Ottawa mulls options on refugee agreement
The Canadian Press
December 1, 2007
OTTAWA -- Armed with a major court victory, advocates urged the federal government yesterday to scrap a deal that sees Canada turn refugee claimants back to the U.S. to face deportation and possible torture in their home countries.
Opposition MPs, Amnesty International and other groups called on Ottawa to scrap the so-called Safe Third Country Agreement after a Federal Court judge ruled it violates refugee rights. The government says the deal remains in effect while it mulls its response.
"We're considering the options now," said Citizenship and Immigration spokeswoman Karen Shadd-Evelyn. "The court has given the parties time to make submissions regarding an appeal."
Lawyers for both sides have until Jan. 14 to file papers for a final court order, which would likely strike down the agreement based on the judge's reasons. It will then be up to Ottawa to decide whether to appeal the outcome - a move that could take years to ultimately clear the Supreme Court of Canada.
Mr. Justice Michael Phelan of the Federal Court said the U.S. can't be considered a "safe country" for asylum seekers from such countries as Haiti, for example, because it doesn't comply with international refugee protections against torture.
Unlike the U.S., Canada will not deport back to Haiti.
Judge Phelan also said the deal is unfair because it turns back claimants who arrive from the United States by land, while those who fly to Canada can stay to make their case.
Rather than appeal the ruling, refugee advocates say Canada should reassert its traditional role of defending some of the world's most vulnerable people.
"We have a judgment that in clear, stark, detailed ways highlights the multiplicity of human-rights violations and shortcomings in the refugee system that await asylum claimants who are turned away from the Canadian border and forced into the U.S.," said Alex Neve, secretary-general of Amnesty International Canada.
U.S. Ambassador David Wilkins countered in a statement yesterday that his country "has a proud record of accepting and protecting refugees, defending human rights and adhering to our treaty obligations.
"Last year alone, the United States accepted more refugees for resettlement than any other country, according to the Office of the United Nations High Commissioner for Refugees," Mr. Wilkins said.

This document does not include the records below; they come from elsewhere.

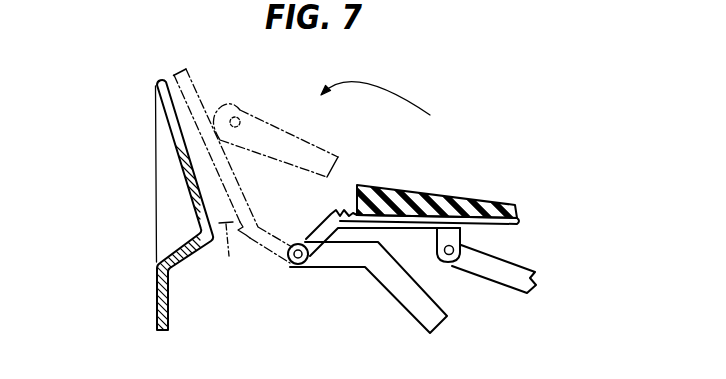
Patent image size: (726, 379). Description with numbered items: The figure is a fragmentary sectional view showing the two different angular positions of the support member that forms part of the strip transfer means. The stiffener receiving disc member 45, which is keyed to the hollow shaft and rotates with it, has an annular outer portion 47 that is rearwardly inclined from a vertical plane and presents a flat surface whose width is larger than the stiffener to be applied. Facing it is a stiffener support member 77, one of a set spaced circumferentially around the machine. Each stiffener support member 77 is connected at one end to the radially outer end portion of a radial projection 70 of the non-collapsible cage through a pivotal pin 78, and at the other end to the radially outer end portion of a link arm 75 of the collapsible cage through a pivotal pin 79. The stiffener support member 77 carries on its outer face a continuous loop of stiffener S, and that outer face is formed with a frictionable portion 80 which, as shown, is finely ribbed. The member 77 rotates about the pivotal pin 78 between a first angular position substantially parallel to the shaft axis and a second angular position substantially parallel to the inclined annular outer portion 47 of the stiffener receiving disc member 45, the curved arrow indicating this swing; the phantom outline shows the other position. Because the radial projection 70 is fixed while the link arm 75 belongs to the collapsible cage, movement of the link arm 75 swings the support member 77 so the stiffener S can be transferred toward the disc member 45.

The stiffener receiving disc member 45 is at (155, 304).
The annular outer portion 47 is at (204, 210).
The radial projections 70 is at (413, 308).
The link arms 75 is at (533, 268).
The stiffener support members 77 is at (520, 222).
The pivotal pin 78 is at (298, 262).
The pivotal pin 79 is at (450, 257).
The frictionable portion 80 is at (347, 215).
The stiffener S is at (470, 200).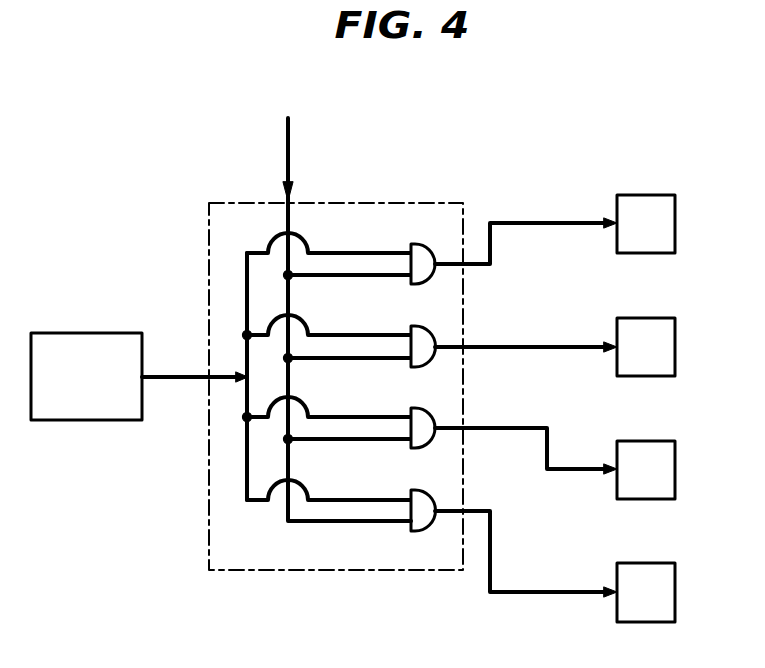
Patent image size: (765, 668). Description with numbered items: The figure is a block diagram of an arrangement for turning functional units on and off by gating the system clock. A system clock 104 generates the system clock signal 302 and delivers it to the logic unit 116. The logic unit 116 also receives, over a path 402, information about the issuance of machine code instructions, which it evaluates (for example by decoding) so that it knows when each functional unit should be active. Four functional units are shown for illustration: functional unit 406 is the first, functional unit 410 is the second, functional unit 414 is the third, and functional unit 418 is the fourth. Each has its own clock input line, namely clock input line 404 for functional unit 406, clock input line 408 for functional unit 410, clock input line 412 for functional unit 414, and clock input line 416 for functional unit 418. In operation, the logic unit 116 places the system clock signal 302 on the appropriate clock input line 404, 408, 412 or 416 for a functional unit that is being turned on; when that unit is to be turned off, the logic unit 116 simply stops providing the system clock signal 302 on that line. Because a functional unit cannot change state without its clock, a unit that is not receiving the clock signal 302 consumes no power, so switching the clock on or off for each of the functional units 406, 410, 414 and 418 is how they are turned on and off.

The system clock 104 is at (70, 333).
The system clock signal 302 is at (192, 373).
The logic unit 116 is at (210, 505).
The path 402 is at (288, 148).
The clock input line 404 is at (537, 222).
The functional unit 1 406 is at (648, 195).
The clock input line 408 is at (537, 345).
The functional unit 2 410 is at (648, 318).
The clock input line 412 is at (512, 425).
The functional unit 3 414 is at (648, 441).
The clock input line 416 is at (537, 590).
The functional unit 4 418 is at (648, 563).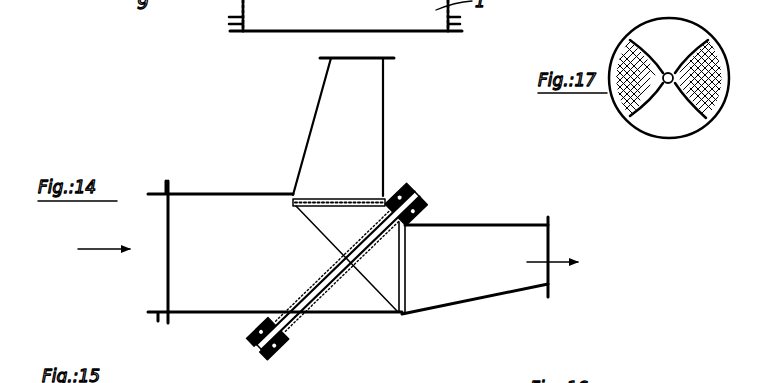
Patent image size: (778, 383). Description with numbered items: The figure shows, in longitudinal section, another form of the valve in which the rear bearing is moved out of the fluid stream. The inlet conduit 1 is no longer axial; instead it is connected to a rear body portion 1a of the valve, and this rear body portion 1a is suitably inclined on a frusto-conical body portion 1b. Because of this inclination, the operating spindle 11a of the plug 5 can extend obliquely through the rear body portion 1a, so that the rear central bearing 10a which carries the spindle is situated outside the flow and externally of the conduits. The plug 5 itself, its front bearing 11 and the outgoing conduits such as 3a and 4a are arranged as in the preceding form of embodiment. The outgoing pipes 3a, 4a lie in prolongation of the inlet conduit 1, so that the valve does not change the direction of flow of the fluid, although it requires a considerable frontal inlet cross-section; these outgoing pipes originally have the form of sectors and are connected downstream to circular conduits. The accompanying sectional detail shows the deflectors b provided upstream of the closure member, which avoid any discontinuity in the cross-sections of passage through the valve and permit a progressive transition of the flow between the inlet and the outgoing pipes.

However, the UN refugee agency also spoke out in October against Canada's practice of summarily sending refugee claimants back to the U.S. - even when they're entitled to seek asylum here.
The practice again made headlines when four refugees from Haiti and one from El Salvador were sent back to the U.S. on Oct. 8 from the Lacolle, Que., border point near Montreal. Two of the five were later detained in the United States, said the UN high commissioner's office, making it difficult for advocates to track their fate.
NDP immigration critic Olivia Chow has already submitted a motion seeking support from the Commons all-party citizenship and immigration committee to support scrapping the safe third country deal.
The 2004 Safe Third Country Agreement struck under the former Liberal government was billed as a means of allowing both Canada and the U.S. to better manage the flow of asylum seekers.